New wetlands, breakwaters, and elevated parks are just few of the design solutions planned to help protect New York and New Jersey’s vulnerable coastlines from future flooding, thanks to nearly a billion dollars from the federal government. On Monday, U.S. HUD Secretary Shaun Donovan announced the six winning teams to receive funding to carry out projects to turn at-risk coastal areas, including Hunt’s Point in Queens and New Jersey’s New Meadowlands, into resilient communities.
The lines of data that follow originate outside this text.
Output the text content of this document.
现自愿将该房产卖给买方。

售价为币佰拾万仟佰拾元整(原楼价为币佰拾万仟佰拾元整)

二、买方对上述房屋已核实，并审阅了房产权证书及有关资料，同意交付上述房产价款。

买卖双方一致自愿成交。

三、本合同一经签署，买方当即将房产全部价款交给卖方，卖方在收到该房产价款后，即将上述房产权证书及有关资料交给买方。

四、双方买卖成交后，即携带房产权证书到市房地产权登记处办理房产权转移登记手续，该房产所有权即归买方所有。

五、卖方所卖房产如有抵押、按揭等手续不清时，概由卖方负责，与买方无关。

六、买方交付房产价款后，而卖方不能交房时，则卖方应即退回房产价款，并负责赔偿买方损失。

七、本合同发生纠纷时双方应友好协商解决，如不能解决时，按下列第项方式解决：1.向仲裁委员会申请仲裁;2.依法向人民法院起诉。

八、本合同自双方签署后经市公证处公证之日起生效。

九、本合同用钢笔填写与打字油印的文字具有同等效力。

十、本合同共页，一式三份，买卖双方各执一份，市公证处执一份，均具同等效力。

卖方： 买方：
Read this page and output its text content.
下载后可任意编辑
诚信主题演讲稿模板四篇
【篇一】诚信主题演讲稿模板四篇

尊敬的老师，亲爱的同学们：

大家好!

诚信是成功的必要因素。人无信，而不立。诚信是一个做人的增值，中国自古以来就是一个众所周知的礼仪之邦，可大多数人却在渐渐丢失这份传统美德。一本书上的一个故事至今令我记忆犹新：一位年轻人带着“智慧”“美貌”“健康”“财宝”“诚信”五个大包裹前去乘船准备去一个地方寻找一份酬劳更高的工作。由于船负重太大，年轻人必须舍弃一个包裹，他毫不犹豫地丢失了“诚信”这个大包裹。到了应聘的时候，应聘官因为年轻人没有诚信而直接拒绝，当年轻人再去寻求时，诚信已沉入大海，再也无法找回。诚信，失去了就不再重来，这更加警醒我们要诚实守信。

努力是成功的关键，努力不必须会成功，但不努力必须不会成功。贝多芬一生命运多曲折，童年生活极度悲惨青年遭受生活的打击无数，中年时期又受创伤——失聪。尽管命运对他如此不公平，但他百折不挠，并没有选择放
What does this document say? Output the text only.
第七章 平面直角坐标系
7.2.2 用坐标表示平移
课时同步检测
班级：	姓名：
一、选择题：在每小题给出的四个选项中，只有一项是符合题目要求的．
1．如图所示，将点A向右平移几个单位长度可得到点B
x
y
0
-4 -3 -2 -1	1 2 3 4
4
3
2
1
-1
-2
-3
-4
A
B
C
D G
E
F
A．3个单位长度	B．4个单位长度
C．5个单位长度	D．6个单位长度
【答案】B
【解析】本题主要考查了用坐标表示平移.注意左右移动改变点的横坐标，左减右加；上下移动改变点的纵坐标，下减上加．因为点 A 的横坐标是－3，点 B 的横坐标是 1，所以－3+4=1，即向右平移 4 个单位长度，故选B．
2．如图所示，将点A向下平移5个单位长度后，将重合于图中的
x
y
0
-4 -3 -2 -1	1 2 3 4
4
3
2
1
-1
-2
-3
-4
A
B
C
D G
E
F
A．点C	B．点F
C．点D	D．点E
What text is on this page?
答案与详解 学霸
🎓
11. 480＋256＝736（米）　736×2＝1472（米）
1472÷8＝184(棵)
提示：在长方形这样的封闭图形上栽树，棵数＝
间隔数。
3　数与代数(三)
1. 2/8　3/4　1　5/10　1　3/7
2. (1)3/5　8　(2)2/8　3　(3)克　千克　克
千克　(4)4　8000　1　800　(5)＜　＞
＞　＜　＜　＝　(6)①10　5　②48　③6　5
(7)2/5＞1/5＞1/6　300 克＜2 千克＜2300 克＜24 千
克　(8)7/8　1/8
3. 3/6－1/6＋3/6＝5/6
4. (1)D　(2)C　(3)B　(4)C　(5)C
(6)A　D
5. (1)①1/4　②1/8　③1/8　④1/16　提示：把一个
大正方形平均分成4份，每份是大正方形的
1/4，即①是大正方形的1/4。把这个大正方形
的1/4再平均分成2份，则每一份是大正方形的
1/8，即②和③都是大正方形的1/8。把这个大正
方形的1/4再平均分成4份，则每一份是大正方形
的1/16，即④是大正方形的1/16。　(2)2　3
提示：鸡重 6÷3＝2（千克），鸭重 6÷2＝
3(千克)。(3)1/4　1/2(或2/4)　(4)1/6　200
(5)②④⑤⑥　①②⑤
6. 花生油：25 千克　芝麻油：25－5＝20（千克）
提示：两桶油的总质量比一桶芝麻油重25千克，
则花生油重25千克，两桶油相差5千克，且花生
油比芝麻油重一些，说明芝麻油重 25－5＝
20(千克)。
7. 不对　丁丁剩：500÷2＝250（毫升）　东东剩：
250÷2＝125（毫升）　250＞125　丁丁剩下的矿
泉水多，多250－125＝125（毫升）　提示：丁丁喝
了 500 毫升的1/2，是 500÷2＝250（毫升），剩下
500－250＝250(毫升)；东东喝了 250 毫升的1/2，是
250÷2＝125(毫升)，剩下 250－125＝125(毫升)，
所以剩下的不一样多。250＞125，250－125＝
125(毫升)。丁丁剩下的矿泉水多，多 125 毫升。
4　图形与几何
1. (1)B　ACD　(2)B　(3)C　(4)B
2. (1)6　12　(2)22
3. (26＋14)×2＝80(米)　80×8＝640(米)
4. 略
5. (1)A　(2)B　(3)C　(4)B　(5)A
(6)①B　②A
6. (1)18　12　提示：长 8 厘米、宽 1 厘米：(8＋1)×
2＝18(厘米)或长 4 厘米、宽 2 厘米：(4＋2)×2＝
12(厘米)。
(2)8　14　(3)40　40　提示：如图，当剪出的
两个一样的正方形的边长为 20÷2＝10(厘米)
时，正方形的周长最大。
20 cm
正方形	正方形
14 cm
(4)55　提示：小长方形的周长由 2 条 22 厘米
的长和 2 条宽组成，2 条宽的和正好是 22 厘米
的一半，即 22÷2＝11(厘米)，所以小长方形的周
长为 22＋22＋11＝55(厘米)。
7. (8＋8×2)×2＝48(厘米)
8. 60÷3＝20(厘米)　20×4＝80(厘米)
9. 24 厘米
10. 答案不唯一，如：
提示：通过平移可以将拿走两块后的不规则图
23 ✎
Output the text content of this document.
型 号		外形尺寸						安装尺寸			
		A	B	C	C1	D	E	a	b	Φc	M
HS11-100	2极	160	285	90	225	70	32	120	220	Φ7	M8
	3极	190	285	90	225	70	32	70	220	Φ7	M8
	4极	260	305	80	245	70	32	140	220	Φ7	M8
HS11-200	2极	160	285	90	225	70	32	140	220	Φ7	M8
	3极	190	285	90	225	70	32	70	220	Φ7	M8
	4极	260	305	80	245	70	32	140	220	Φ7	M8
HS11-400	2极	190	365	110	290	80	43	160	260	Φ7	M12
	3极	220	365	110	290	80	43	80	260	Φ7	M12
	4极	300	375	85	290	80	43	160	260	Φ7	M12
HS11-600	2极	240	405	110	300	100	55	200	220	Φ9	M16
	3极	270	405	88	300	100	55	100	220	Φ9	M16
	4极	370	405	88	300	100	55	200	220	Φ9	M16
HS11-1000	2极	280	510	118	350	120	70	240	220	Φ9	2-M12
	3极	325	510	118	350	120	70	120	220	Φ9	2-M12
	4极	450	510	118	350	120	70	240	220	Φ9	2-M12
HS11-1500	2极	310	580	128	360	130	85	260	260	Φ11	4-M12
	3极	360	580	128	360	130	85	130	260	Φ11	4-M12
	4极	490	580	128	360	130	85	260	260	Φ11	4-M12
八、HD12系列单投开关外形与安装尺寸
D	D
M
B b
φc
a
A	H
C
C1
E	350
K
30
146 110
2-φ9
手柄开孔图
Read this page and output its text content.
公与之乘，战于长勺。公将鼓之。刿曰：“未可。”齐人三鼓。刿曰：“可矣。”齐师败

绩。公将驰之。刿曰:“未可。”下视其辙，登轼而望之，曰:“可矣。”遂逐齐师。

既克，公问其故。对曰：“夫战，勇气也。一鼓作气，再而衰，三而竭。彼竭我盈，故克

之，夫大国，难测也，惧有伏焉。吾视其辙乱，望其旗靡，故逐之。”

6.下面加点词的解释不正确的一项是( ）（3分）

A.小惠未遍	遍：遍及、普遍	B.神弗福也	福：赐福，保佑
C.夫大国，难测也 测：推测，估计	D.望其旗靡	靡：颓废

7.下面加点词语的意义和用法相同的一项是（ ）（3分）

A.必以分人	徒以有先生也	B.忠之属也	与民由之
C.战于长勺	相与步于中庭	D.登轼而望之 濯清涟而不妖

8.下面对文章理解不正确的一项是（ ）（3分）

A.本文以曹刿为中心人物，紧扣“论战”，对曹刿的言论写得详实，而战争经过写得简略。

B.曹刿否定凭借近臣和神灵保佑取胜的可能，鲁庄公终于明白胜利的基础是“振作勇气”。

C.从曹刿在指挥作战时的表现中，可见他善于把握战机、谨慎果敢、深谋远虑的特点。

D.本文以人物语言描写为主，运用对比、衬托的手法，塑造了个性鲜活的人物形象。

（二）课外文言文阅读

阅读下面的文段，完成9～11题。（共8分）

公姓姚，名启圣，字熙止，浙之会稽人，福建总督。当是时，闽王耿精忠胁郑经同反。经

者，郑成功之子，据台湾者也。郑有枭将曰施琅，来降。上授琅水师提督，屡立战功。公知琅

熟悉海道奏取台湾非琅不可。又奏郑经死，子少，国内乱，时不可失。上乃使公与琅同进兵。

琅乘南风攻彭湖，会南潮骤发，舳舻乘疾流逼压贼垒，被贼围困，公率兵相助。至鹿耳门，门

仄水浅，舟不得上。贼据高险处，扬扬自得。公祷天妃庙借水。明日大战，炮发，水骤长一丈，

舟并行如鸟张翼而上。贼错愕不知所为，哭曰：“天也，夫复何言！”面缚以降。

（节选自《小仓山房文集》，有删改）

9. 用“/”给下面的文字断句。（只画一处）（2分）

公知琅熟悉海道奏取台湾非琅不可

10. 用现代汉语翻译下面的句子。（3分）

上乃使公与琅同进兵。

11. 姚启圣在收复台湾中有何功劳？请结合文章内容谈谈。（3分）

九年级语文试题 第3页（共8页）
Image courtesy Rebuild by Design
It has been a year since the Department of Housing and Urban Development, in collaboration with the Presidential Hurricane Sandy Rebuilding Task Force, launched the ambitious, and somewhat amorphous, Rebuild by Design competition, calling on interdisciplinary teams—made up of architects, engineers, planners, and academic institutions—to come up with ideas to shield flood-prone areas from the continued threats of Sandy-scale storm surges caused by climate change. And now these projects-- at once sweeping and detailed in scope-- will receive funding to begin implementation.
“Through this collaborative design process, the teams delivered innovative solutions that bridge the gap between social and physical vulnerabilities,” said Henk Ovink, Principal of Rebuild by Design, in a statement.
The selected projects vary in approach and provide a myriad of strategies to safeguard different communities throughout the region. The funding comes from $2.5 billion in Community Development Block Grants-Disaster Recovery (CDBG-DR) and will be parceled out among the six teams. On the south shore of Staten Island, SCAPE/Landscape Architecture will use $60 million to focus on the first phase of its “Living Breakwaters” plan in the Sandy-ravaged Tottenville by constructing a breakwater system in addition to reefs which will become natural habitats for marine life.
Another proposal, aptly named “The BIG U” from Danish firm, BIG, received $335 million, the largest amount of funding, to design a berm at the East River Park, a raised barrier composed of verdant routes and passive recreation spots to protect the east side from strong storm surges. New pedestrian bridges will provide pathways for New Yorkers to reach the now inaccessible park. This is one component of BIG’s larger plan to wrap a protective system around ten miles of Manhattan’s waterfront, extending from West 57th Street to the Battery and up to East 42nd Street.
The timeframe for the implementation of these six plans remains uncertain. The first step, says a member of the Rebuild for Design team, is for HUD to draft the legal framework while the winning teams write their action plans. Once approved by HUD, the teams have the green light to move forward with the implementation of their proposals.